The core of the public education system is based on local decision-making, aimed to address the will and needs of the whole community. School board directors are public servants, who – in our role as the governing body of NPSD – are dedicated to providing the best public education for each & every child in our district.
School districts – under state and federal education laws – are responsible for ensuring that race, ethnicity, gender, class, and disability do not limit any student’s ability to access and benefit from district programs. Addressing and working to eliminate barriers to opportunity that our students may face – from discrimination, to poverty, to trauma, to digital inequity – is essential to meeting this responsibility. Regrettably, misunderstandings about Critical Race Theory have caused the label “CRT” to be used to alarm, attack, and undermine essential efforts to promote equity in our classrooms.
Critical Race Theory is just that – a theory. It is a framework for examining the effects of race and racism in society. Being a theory, it has been discussed in graduate-level higher education and legal circles for decades – not as a curriculum, but as a point of discussion and analysis. Though originally focused on race, it has expanded to include the intersectional examination of the effects of other types of discrimination, such as those centered around gender, ethnicity, class, and disability in society.
CRT should not be confused with Cultural Proficiency or Diversity, Equity, & Inclusion initiatives. These practices empower teachers and school leaders affirm and incorporate the diverse cultural references, identities, voices, experiences, and histories of all students and their families.

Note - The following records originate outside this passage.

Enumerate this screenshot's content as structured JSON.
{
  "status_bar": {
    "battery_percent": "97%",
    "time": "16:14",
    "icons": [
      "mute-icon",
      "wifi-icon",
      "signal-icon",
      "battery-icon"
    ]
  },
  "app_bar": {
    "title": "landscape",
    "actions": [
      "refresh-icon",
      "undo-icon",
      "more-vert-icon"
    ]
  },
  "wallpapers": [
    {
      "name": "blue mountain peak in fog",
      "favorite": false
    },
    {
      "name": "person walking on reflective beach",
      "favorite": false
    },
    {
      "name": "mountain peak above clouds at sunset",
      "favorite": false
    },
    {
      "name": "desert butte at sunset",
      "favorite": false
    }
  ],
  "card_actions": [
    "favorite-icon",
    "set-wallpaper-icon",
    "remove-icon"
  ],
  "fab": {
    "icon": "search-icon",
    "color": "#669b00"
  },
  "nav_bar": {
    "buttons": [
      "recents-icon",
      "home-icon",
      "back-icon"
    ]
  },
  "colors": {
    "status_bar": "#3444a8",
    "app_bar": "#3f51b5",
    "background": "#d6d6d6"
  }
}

Cultural Proficiency & DEI efforts are necessary to ensure that every child – regardless of their race, ethnicity, gender, class, or disability – has access to a high-quality education and opportunities for success. These are programs we are proud to have instituted and are actively working to expand. Alarmist cries of "radicalization" and "indoctrination" will not sway our dedication to advancing equity throughout the North Penn School District.
School is a place where children develop their understanding of the world and their ability to make meaningful change in it. Our kids deserve age-appropriate and accurate history lessons, helping them become the critical thinkers we need to make this a more just and equitable country. As leaders and parents invested in the future of North Penn, it is our responsibility to find age-appropriate ways to openly and honestly discuss the difficult facts about our country’s past and present.

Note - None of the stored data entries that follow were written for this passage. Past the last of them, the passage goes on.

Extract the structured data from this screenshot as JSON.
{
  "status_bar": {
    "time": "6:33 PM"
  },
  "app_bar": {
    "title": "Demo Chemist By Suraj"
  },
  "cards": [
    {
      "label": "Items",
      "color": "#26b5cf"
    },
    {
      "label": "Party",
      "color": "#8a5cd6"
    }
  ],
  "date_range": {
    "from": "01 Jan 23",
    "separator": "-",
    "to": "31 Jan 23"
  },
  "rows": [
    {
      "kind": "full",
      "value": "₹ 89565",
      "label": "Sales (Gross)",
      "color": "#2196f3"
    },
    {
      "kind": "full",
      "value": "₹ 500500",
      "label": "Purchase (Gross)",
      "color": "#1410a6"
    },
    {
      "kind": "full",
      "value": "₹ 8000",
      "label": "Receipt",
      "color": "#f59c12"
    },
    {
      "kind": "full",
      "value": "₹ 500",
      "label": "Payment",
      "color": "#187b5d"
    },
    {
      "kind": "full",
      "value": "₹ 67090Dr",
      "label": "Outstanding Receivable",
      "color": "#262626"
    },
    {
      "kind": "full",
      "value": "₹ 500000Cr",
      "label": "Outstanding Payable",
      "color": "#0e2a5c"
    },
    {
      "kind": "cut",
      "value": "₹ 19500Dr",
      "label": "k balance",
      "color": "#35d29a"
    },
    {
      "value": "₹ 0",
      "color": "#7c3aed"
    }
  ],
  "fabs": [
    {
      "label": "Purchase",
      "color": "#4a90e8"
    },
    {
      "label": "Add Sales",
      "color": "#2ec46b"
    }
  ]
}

Debates about Critical Race Theory are not beneficial to the school board’s decision-making about the district’s equity needs and goals. They are a partisan distraction from the very real needs of our students – needs that must not be drowned out by the enraged voices of our loudest opposition, spreading misinformation and hate in the name of liberty and freedom.

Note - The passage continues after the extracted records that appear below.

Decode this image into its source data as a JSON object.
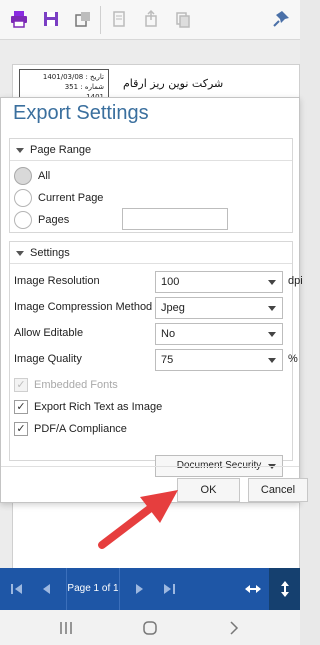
{
  "toolbar": {
    "icons": [
      "print-icon",
      "save-icon",
      "export-icon",
      "document-icon",
      "share-icon",
      "copy-icon",
      "pin-icon"
    ]
  },
  "document": {
    "date_line": "تاریخ : 1401/03/08",
    "number_line": "شماره : 351",
    "extra_line": "1401",
    "company_title": "شرکت نوین ریز ارقام"
  },
  "dialog": {
    "title": "Export Settings",
    "page_range": {
      "header": "Page Range",
      "options": [
        "All",
        "Current Page",
        "Pages"
      ],
      "selected": "All",
      "pages_value": ""
    },
    "settings": {
      "header": "Settings",
      "image_resolution": {
        "label": "Image Resolution",
        "value": "100",
        "unit": "dpi"
      },
      "compression": {
        "label": "Image Compression Method",
        "value": "Jpeg"
      },
      "allow_editable": {
        "label": "Allow Editable",
        "value": "No"
      },
      "image_quality": {
        "label": "Image Quality",
        "value": "75",
        "unit": "%"
      },
      "embedded_fonts": {
        "label": "Embedded Fonts",
        "checked": true,
        "disabled": true
      },
      "export_rich_text": {
        "label": "Export Rich Text as Image",
        "checked": true
      },
      "pdfa": {
        "label": "PDF/A Compliance",
        "checked": true
      },
      "document_security": "Document Security"
    },
    "ok_label": "OK",
    "cancel_label": "Cancel"
  },
  "navbar": {
    "page_label": "Page 1 of 1"
  },
  "colors": {
    "accent": "#3a6f9e",
    "navbar": "#1e56a6",
    "arrow": "#e63e3e"
  }
}
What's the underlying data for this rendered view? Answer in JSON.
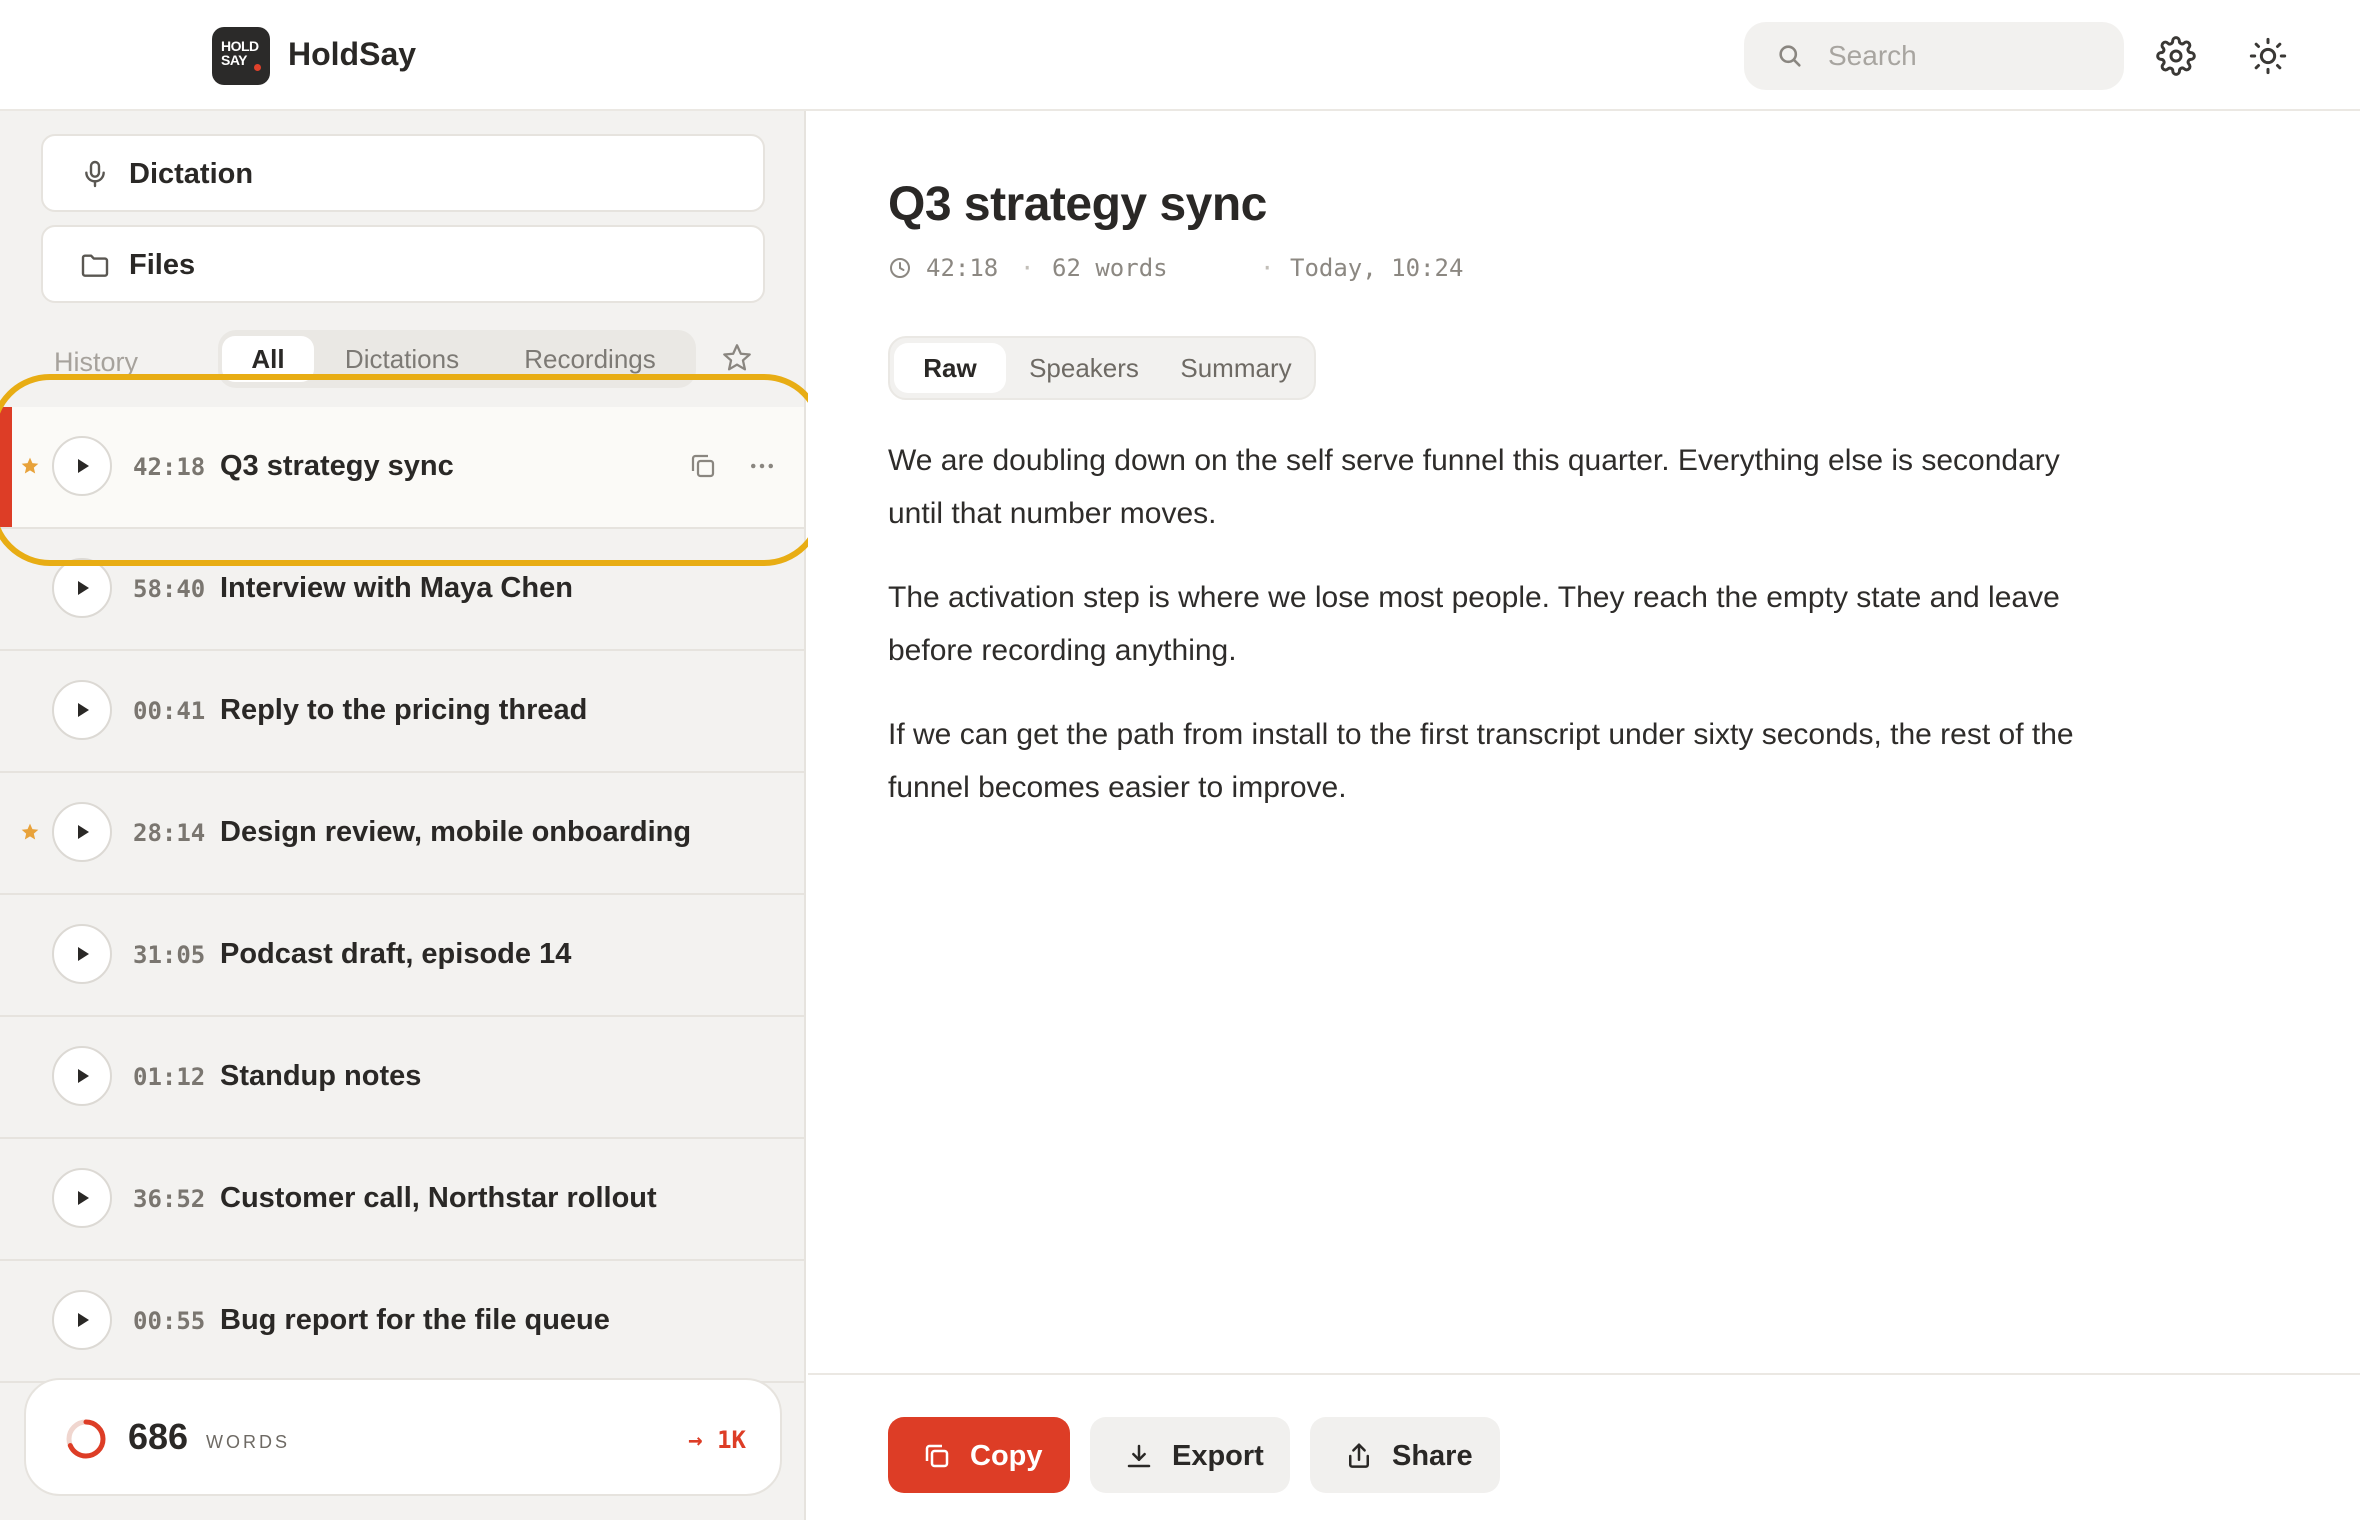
{
  "app": {
    "name": "HoldSay",
    "logo_line1": "HOLD",
    "logo_line2": "SAY"
  },
  "header": {
    "search_placeholder": "Search",
    "icons": [
      "search-icon",
      "gear-icon",
      "sun-icon"
    ]
  },
  "sidebar": {
    "nav": [
      {
        "label": "Dictation",
        "icon": "microphone-icon"
      },
      {
        "label": "Files",
        "icon": "folder-icon"
      }
    ],
    "history_label": "History",
    "filters": [
      "All",
      "Dictations",
      "Recordings"
    ],
    "active_filter": "All",
    "items": [
      {
        "duration": "42:18",
        "title": "Q3 strategy sync",
        "starred": true,
        "selected": true
      },
      {
        "duration": "58:40",
        "title": "Interview with Maya Chen",
        "starred": false,
        "selected": false
      },
      {
        "duration": "00:41",
        "title": "Reply to the pricing thread",
        "starred": false,
        "selected": false
      },
      {
        "duration": "28:14",
        "title": "Design review, mobile onboarding",
        "starred": true,
        "selected": false
      },
      {
        "duration": "31:05",
        "title": "Podcast draft, episode 14",
        "starred": false,
        "selected": false
      },
      {
        "duration": "01:12",
        "title": "Standup notes",
        "starred": false,
        "selected": false
      },
      {
        "duration": "36:52",
        "title": "Customer call, Northstar rollout",
        "starred": false,
        "selected": false
      },
      {
        "duration": "00:55",
        "title": "Bug report for the file queue",
        "starred": false,
        "selected": false
      }
    ],
    "footer": {
      "word_count": "686",
      "word_unit": "WORDS",
      "goal": "→ 1K",
      "progress": 0.686
    }
  },
  "main": {
    "title": "Q3 strategy sync",
    "meta": {
      "duration": "42:18",
      "words": "62 words",
      "date": "Today, 10:24",
      "separator": "·"
    },
    "views": [
      "Raw",
      "Speakers",
      "Summary"
    ],
    "active_view": "Raw",
    "paragraphs": [
      "We are doubling down on the self serve funnel this quarter. Everything else is secondary until that number moves.",
      "The activation step is where we lose most people. They reach the empty state and leave before recording anything.",
      "If we can get the path from install to the first transcript under sixty seconds, the rest of the funnel becomes easier to improve."
    ],
    "actions": {
      "copy": "Copy",
      "export": "Export",
      "share": "Share"
    }
  },
  "colors": {
    "accent": "#dd3d26",
    "star": "#e8a23a",
    "highlight": "#e8ad14",
    "sidebar_bg": "#f3f2f0"
  }
}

Recognizing that there is room for reasonable disagreement about many aspects of public education, we encourage and celebrate a civil discourse with the broader local community we have been elected to serve. No one person or group has all of the answers – only working together can we find the right solutions for our community. Only when engaged citizens share their concerns in a respectful and constructive dialogue, can we make progress towards meeting the needs of the families we serve while continuing to provide every North Penn student with the highest-quality education.
We remain confident that our community wants the very best education for every student, so that every child can succeed. No matter our race, ethnicity, class or religion, we all want our kids to have an education that imparts honesty and respect about where we’ve come from, empathy in how we treat others, and courage to stand up for truth and kindness.
We must work together to ensure our schools have the resources to meet every child’s needs – with well-trained and supported teachers and an inclusive curriculum that facilitates an understanding of our shared past with empathy. By joining together, we can reject this division and make North Penn School District a place where every child can learn, grow, and thrive.